Responding to the call

It started with a friend in the healthcare field who’d found the pattern online and was looking for someone who could make one for her. Stefanie volunteered immediately. She’s been sewing since she was a teen and even had a small business making headbands and scarves for a time. “I wanted to do something for frontline workers because they didn’t ask for this or expect it,” she explains. “It’s taken off from there.”

She posted on Facebook asking for fabric donations and now has a large bag of material to work with. “People are so eager to help out any way they can right now,” she says. Word spread, and the requests started coming in. She’s sewed ear savers for nurses, midwives and a friend who works in a long-term care facility.

Stefanie is still receiving requests. She plans to make as many as she can. “It’s fulfilling to know that I’m doing something that could help someone,” she says.

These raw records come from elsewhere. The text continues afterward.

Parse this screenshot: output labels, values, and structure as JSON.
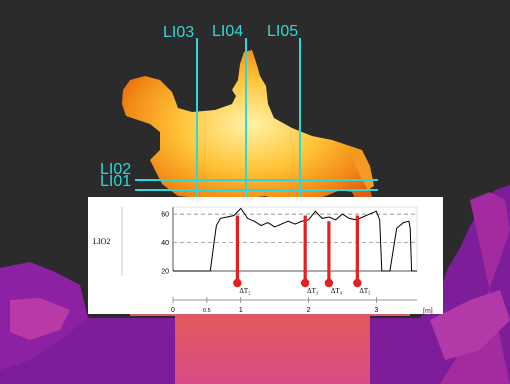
{
  "overlay_lines": {
    "vertical": [
      "LI03",
      "LI04",
      "LI05"
    ],
    "horizontal": [
      "LI02",
      "LI01"
    ]
  },
  "chart_data": {
    "type": "line",
    "ylabel": "LIO2",
    "ylim": [
      20,
      65
    ],
    "yticks": [
      20,
      40,
      60
    ],
    "grid_y": [
      40,
      60
    ],
    "xlim": [
      0,
      3.6
    ],
    "xunit": "[m]",
    "xticks": [
      {
        "value": 0,
        "label": "0"
      },
      {
        "value": 0.5,
        "label": "0.5"
      },
      {
        "value": 1,
        "label": "1"
      },
      {
        "value": 2,
        "label": "2"
      },
      {
        "value": 3,
        "label": "3"
      }
    ],
    "series": [
      {
        "x": [
          0,
          0.55,
          0.62,
          0.64,
          0.7,
          0.8,
          0.9,
          1.0,
          1.1,
          1.2,
          1.3,
          1.4,
          1.5,
          1.6,
          1.7,
          1.8,
          1.9,
          2.0,
          2.1,
          2.2,
          2.3,
          2.4,
          2.5,
          2.6,
          2.7,
          2.8,
          2.9,
          3.0,
          3.05,
          3.08,
          3.12,
          3.2,
          3.3,
          3.4,
          3.48,
          3.5,
          3.52,
          3.6
        ],
        "y": [
          20,
          20,
          45,
          52,
          57,
          58,
          59,
          64,
          57,
          55,
          52,
          54,
          51,
          53,
          55,
          53,
          55,
          56,
          62,
          57,
          58,
          56,
          60,
          57,
          56,
          58,
          60,
          62,
          56,
          20,
          20,
          20,
          50,
          54,
          55,
          50,
          20,
          20
        ]
      }
    ],
    "markers": [
      {
        "label": "ΔT₂",
        "x": 0.95,
        "y_top": 59
      },
      {
        "label": "ΔT₃",
        "x": 1.95,
        "y_top": 59
      },
      {
        "label": "ΔT₄",
        "x": 2.3,
        "y_top": 55
      },
      {
        "label": "ΔT₅",
        "x": 2.72,
        "y_top": 59
      }
    ]
  },
  "colors": {
    "background": "#2b2b2b",
    "overlay_line": "#2fd8d8",
    "series": "#000000",
    "marker": "#e41f1f"
  }
}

Making your own ear saver headbands

To make your own ear saver headband, you will need stretchy material, like the kind used for t-shirts or yoga pants, as well as two buttons. Stefanie used her own measurements and this video tutorial as a guide. She’s using a 20” by 6” rectangle of fabric and folding the finished headband in half to find the correct button placement. You can use the downloadable pattern available for sale for more detailed instructions.

If you want to make them to donate, Stefanie recommends checking with an organization first to make sure it doesn’t violate any regulations governing what employees can wear. She suggests asking around. There is probably someone in your network who could use some relief from the discomfort of wearing a mask all day.

Stefanie is not just thinking of healthcare workers. "Grocery store employees and bus drivers are facing unprecedented risks they likely never thought of when they started their jobs,” she says. “Frontline workers deserve any help and comfort we can provide.”